Everyone is keeping their cards close to their chest: we learn early on, for example, that Irving has a stay-at-home spouse, Rosalyn (Jennifer Lawrence). David O Russell is fond of putting the 23-year-old Lawrence slightly out of her depth: she played a young widow in his last film, Silver Linings Playbook, but casting her now as the neglected Rosalyn is nuttier and more inspired. Her lack of self-consciousness makes her hazardous to Irving but vital to the movie. She is first seen with a tornado of vanilla hair and a red face from overexposure to a sunlamp that catches fire (her volatility is contagious: she also causes a microwave to explode). To the tips of those glued-on nails she taps on the kitchen countertop, she has an uninhibited realness to which everyone else in the film aspires. Overcome with passion in a nightclub cubicle, Sydney and Richie chant at one another: “No more fake shit!” A mob boss drawn into the operation is singing the same song. “We are real,” he says, menacingly. “We are a real organisation.”
But how real is American Hustle? It’s one part Dirty Rotten Scoundrels and one part Ocean’s Eleven to two parts Boogie Nights; it takes a while to find the film beneath all that familiarity. If Russell has a trademark, it is his skill with an ensemble cast, reflected in the Oscar nominations that went to all four pugnacious main performers in Silver Linings Playbook, with Lawrence winning Best Actress.

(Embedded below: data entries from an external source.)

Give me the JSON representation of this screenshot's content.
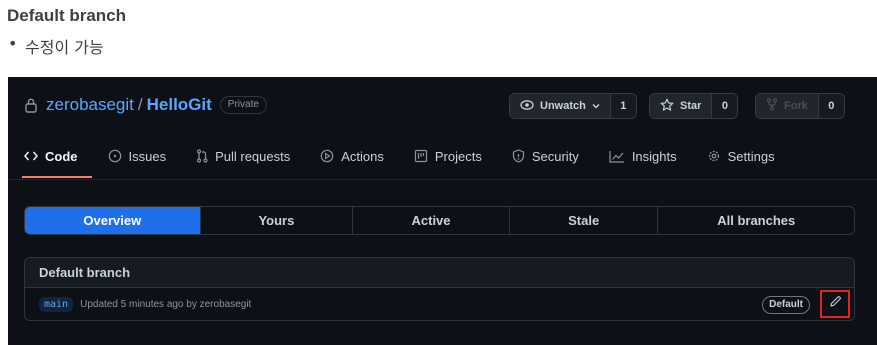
{
  "slide": {
    "heading": "Default branch",
    "bullet_marker": "•",
    "bullet": "수정이 가능"
  },
  "repo": {
    "owner": "zerobasegit",
    "separator": "/",
    "name": "HelloGit",
    "visibility": "Private",
    "lock_icon": "lock-icon"
  },
  "actions": {
    "watch": {
      "label": "Unwatch",
      "count": "1",
      "icon": "eye-icon"
    },
    "star": {
      "label": "Star",
      "count": "0",
      "icon": "star-icon"
    },
    "fork": {
      "label": "Fork",
      "count": "0",
      "icon": "fork-icon"
    }
  },
  "tabs": [
    {
      "label": "Code",
      "icon": "code-icon",
      "active": true
    },
    {
      "label": "Issues",
      "icon": "issue-icon"
    },
    {
      "label": "Pull requests",
      "icon": "pull-request-icon"
    },
    {
      "label": "Actions",
      "icon": "play-icon"
    },
    {
      "label": "Projects",
      "icon": "project-icon"
    },
    {
      "label": "Security",
      "icon": "shield-icon"
    },
    {
      "label": "Insights",
      "icon": "graph-icon"
    },
    {
      "label": "Settings",
      "icon": "gear-icon"
    }
  ],
  "branch_filters": [
    {
      "label": "Overview",
      "active": true
    },
    {
      "label": "Yours"
    },
    {
      "label": "Active"
    },
    {
      "label": "Stale"
    },
    {
      "label": "All branches"
    }
  ],
  "default_branch": {
    "header": "Default branch",
    "branch_name": "main",
    "updated": "Updated 5 minutes ago by zerobasegit",
    "badge": "Default",
    "edit_icon": "pencil-icon"
  },
  "colors": {
    "background": "#0d1117",
    "link": "#58a6ff",
    "active_tab_underline": "#f78166",
    "active_filter": "#1f6feb",
    "highlight_box": "#e5231b"
  }
}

True to form, there is an electrifying rapport in American Hustle: the group dynamic keeps the film fizzing. But it seems at times that Russell is going undercover just like his characters. Unusually for an idiosyncratic director so far into a magnificent career, he keeps drawing from Martin Scorsese’s box of tricks here: the camera that swoops at high speed on to an actor’s face, the medleys of 1970s hits (Steely Dan, Todd Rundgren, ELO), the flashbacks to nostalgic scenes of boyhood crime – what is Russell doing if not remaking Goodfellas in miniature?

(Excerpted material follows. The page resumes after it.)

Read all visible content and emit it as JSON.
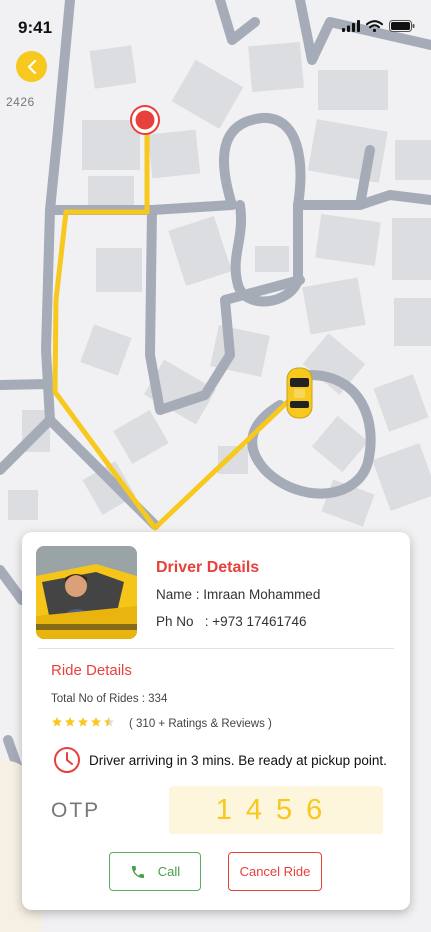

Gradually, the point of all this is revealed. American Hustle doesn’t conform to one genre, though it has elements of farce, screwball, heist thriller and caper comedy. In dressing it up like a Scorsese-style crime movie, Russell brings an unusual weight and tension to what is, in essence, a gentle, rather lovely romantic comedy about tentative people trying to trust one another. The film is not without moments of physical jeopardy. The overriding danger, though, is that someone may engage prematurely those words that are as explosive as any bomb, or as final as a bullet: “I love you.”